The relays kicked off again with the 200-yard freestyle when a team of Bordonaro, Atoui, Cote, and Lucy Wagner cinched 3rd place. A team of Tallent, Elezovic, Martinez and McGourty took a 5th-place finish, and a team of Medina, De Alvarenga, Norton and Preston took 6th.
It was then that the shrill squeal of a whistle ripped unexpectedly from the official. The room lapsed into heart-stopping silence as the official announced the current score of the meet: Wakefield was tied with Arlington-Watertown in a 62-62 deadlock. The swimmers of the next event, the 100-yard backstroke, felt the weight of the meet drop onto their shoulders as swimmers and coaches looked on with determinitation.
The 100-yard backstroke was strung taut with tension as Atoui, Cote and Mogan settled into the water. Eyes looking straight forward, the swimmers darted at the shriek of the whistle. The room was a cacophony of screams, whistles and shrieks as the team cheered them on from the poolside. A short minute later, Wakefield had upset the stalemate with their 2nd sweep of the season in the 100-yard backstroke. Cote placed 1st with a new personal best of 1:08.59, Mogan placed 2nd with a 1:12.53 and Laila placed 3rd with a 1:14.37. With Cote’s tremendous efforts, she earned herself a qualifying time for sectionals along with a revitalized Wakefield lead over Arlington-Watertown by 10 points.
When asked about the decisive moment in the meet, coach McCormack agreed that, “It was coming down to the wire. To have us get 1, 2, and 3 in the 100 back gave us a little bit of breathing room for a minute. It was really epic for Cote, Mogan and Atoui to clasp that 1, 2, 3.”
But the meet wasn’t over yet as they headed into the final two races. Unfortunately, Wakefield held a disadvantage in the 100-yard breaststroke having only entered two swimmers instead of the typical three. Nevertheless, Cook pulled through once more with a 1st-place finish in the 100-yard breaststroke and Elezovic finished with a 5th-place finish to maintain the lead.
The pool area was alive with chatter leading up to the final event of the meet. A lot was riding on the 400-yard freestyle relay: the dream to clinch a win for the seniors, the underclassmen’s hope to deliver the best meet possible for the senior, the desire to overcome a larger opponent with a smaller team for the coaches. But murmurs among parents twisted the air into a suffocating pressure: the Warriors must nab 1st-place to secure the win.
But Degray, Elie Wagner, Lucy Wagner and Cook were up to the task. With a stunning display of passion, the team worked together to take 1st place by a whopping 10.80 seconds.
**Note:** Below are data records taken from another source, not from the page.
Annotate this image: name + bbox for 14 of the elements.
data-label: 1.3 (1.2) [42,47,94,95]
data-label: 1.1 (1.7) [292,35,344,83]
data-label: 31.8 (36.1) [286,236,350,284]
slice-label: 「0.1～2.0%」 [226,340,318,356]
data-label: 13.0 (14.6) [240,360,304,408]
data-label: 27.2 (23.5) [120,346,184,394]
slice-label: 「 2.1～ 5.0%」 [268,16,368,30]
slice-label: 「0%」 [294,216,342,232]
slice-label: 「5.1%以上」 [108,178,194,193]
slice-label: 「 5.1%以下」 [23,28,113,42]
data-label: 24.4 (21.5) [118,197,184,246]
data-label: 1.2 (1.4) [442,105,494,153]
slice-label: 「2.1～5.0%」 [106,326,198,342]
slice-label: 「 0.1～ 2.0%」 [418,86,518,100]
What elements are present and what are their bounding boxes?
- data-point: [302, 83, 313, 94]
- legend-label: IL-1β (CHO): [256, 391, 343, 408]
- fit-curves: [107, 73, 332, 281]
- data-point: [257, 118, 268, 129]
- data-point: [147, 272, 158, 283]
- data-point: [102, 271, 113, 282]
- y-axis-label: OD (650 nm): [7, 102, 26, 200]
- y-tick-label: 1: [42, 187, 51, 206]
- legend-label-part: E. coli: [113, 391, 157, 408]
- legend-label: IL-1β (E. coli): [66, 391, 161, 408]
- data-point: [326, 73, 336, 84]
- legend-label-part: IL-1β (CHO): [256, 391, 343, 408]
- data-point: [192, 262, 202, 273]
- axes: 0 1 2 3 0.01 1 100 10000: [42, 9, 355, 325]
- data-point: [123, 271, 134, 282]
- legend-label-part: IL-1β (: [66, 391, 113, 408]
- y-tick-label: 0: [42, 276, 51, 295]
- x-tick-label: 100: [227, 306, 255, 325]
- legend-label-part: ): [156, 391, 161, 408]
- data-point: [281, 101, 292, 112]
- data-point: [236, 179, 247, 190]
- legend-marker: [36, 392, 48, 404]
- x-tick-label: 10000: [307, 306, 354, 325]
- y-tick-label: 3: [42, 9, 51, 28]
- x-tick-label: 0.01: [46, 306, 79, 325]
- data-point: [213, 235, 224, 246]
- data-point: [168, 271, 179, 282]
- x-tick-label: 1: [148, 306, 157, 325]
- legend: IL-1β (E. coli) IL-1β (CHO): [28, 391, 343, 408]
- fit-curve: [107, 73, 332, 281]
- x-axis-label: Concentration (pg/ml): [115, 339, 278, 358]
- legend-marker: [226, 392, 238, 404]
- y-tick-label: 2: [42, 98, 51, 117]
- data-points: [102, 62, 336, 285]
But the Warriors weren’t done. McGourty, Bordonaro, Mogan, and Elezovic took a 4th finish while Medina, Norton, Martinez and Tallent took 6th to finish the meet with a final score of 90-80 Wakefield.
The Warriors couldn’t have pulled it off without the help of the seniors.
“They’re all such huge contributers to the team. Each one of them has their own individual element that they bring,” says McCormack. “For them to have this experience to win at home during their senior meet…it’s so good for them.”
The team hopes to push the morale into their final regular season meet against the Stoneham-Melrose cooperative team today, 4 p.m. at Medford High.